My uncle Ali Samad’s house remained standing until the latest war, in which he was killed. To this day, I have not allowed myself to place that house in my memory as something perishable. When I passed by it, I turned my face away.
This is Shaqra, less than seven kilometers from the Israeli border. The distance is even shorter than what Israeli media suggested would be the depth of the buffer zone the Israeli army intends to establish. My relatives doubt that Shaqra will fall within it. They say that Wadi al-Slouqi, which separates Shaqra from the town of Houla, will mark the boundary of the buffer zone.
“Poor Houla,” my cousin said, whose family has long had ties to Houla because of the Communist Party, to which his father belonged, as did most of Houla’s residents in the 1960s and 1970s.
Houla, separated from us in Shaqra by Wadi al-Slouqi, remained under occupation until the year 2000. Families displaced from there often lived in our town. The daughter of our neighbor Abu Mohammad Wezani married a man from Houla whose name I no longer remember. Those who moved from Houla to live in Shaqra were always called “the people of Houla,” even after decades of living among us.
Houla’s tragedy, however, began long before its official occupation. In 1948, the town witnessed the well-known massacre carried out by the Zionist Irgun organization, whose fighters infiltrated the town and executed dozens of its residents by firing squad. Shaqra, too, had its share in that massacre.
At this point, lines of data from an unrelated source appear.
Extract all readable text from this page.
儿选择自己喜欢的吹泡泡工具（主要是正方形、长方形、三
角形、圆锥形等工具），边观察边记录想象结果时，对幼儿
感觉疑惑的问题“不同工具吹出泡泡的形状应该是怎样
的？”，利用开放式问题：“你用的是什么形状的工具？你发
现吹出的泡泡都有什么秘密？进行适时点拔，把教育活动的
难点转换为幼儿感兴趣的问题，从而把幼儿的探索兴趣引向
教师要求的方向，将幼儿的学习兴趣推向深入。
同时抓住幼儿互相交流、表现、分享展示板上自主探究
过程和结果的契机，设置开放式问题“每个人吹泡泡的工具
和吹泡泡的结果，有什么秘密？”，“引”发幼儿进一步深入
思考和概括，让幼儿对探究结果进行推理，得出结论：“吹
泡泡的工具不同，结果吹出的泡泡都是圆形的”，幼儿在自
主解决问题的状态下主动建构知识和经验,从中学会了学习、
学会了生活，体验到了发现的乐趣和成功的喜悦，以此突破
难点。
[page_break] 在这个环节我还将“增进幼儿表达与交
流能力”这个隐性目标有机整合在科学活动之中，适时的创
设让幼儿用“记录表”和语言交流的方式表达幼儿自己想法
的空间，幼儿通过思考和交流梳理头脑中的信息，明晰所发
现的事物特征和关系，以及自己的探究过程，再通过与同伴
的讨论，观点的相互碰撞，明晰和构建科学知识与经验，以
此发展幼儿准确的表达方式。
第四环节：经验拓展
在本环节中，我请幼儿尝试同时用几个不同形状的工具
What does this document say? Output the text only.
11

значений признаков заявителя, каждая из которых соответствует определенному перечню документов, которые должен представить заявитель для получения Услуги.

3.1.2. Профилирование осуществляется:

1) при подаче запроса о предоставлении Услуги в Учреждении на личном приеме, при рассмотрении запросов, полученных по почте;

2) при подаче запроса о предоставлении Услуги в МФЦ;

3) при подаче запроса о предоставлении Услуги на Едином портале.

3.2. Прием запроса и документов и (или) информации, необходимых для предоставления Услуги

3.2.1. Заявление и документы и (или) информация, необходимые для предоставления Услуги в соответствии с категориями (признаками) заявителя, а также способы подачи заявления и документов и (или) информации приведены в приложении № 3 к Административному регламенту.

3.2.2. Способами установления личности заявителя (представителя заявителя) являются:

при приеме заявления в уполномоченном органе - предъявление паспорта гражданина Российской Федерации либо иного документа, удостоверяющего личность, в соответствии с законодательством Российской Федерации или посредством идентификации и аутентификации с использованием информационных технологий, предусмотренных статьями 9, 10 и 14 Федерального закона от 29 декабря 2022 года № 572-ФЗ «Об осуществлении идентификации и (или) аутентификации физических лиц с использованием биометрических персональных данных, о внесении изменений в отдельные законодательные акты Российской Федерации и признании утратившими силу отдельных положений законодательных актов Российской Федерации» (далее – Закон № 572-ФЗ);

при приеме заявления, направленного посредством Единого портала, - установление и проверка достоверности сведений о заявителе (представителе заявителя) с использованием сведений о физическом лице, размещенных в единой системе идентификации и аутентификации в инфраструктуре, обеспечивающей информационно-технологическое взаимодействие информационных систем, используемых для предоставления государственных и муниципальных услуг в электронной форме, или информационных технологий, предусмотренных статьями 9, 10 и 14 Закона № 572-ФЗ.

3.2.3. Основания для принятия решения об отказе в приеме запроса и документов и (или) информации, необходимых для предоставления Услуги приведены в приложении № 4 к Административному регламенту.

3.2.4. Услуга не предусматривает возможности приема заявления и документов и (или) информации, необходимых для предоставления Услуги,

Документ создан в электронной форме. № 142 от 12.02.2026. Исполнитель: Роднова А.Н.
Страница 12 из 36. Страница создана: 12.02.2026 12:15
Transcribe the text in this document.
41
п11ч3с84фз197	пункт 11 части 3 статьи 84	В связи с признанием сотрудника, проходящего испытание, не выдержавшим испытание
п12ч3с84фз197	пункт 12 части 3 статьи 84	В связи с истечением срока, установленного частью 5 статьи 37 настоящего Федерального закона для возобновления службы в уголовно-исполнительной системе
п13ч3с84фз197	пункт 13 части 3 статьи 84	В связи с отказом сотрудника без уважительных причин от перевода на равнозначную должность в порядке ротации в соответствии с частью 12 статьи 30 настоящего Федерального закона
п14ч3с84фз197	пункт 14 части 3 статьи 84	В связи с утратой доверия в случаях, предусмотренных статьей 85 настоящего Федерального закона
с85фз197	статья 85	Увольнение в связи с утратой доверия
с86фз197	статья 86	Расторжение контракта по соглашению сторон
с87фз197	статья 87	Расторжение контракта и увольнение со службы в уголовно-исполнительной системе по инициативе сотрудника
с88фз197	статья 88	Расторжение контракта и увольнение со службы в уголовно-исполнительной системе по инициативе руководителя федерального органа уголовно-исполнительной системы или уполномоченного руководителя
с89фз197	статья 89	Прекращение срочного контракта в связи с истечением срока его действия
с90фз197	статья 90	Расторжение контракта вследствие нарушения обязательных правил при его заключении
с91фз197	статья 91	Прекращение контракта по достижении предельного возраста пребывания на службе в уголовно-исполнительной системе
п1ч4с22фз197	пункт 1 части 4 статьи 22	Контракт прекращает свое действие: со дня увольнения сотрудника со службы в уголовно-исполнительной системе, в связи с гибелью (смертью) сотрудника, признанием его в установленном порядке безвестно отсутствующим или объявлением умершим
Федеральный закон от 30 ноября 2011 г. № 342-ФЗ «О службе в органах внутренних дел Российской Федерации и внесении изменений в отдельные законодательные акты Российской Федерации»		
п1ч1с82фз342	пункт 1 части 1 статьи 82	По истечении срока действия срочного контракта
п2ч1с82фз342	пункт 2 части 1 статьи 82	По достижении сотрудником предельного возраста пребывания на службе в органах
One of my relatives was among those executed.
Our rural lives were always accompanied by stories of houses destroyed and rebuilt. We used to compare the two versions of the same house. We grew up with stories of homes that we were expected to continue living in, though rebuilt in entirely different designs. My uncle Adnan’s house is one example. We spent part of our childhood and mischief in its ground floor. The Israelis blew it up in 1981, and when it was rebuilt differently, it was no longer a place we returned to. The same is true of Abu Tarif’s house. When I visited it after it had been rebuilt, I felt it was not the same house where I had spent so much of my childhood and adolescence.
Will this war bring us a third version of these houses? A third version of Shaqra, from which every war pushes me a little further away.
I examine the videos that reach me, hoping to find a house in its first version. On the television screen, I read the news of another airstrike targeting Shaqra. I open the videos and study the houses. Fadi told me that the latest strike may have hit the house of our neighbor,s Abu Mohammad and Umm Mohammad Wezani. The video reaches me, but I cannot be sure. The house, in its new version, was built during my absence.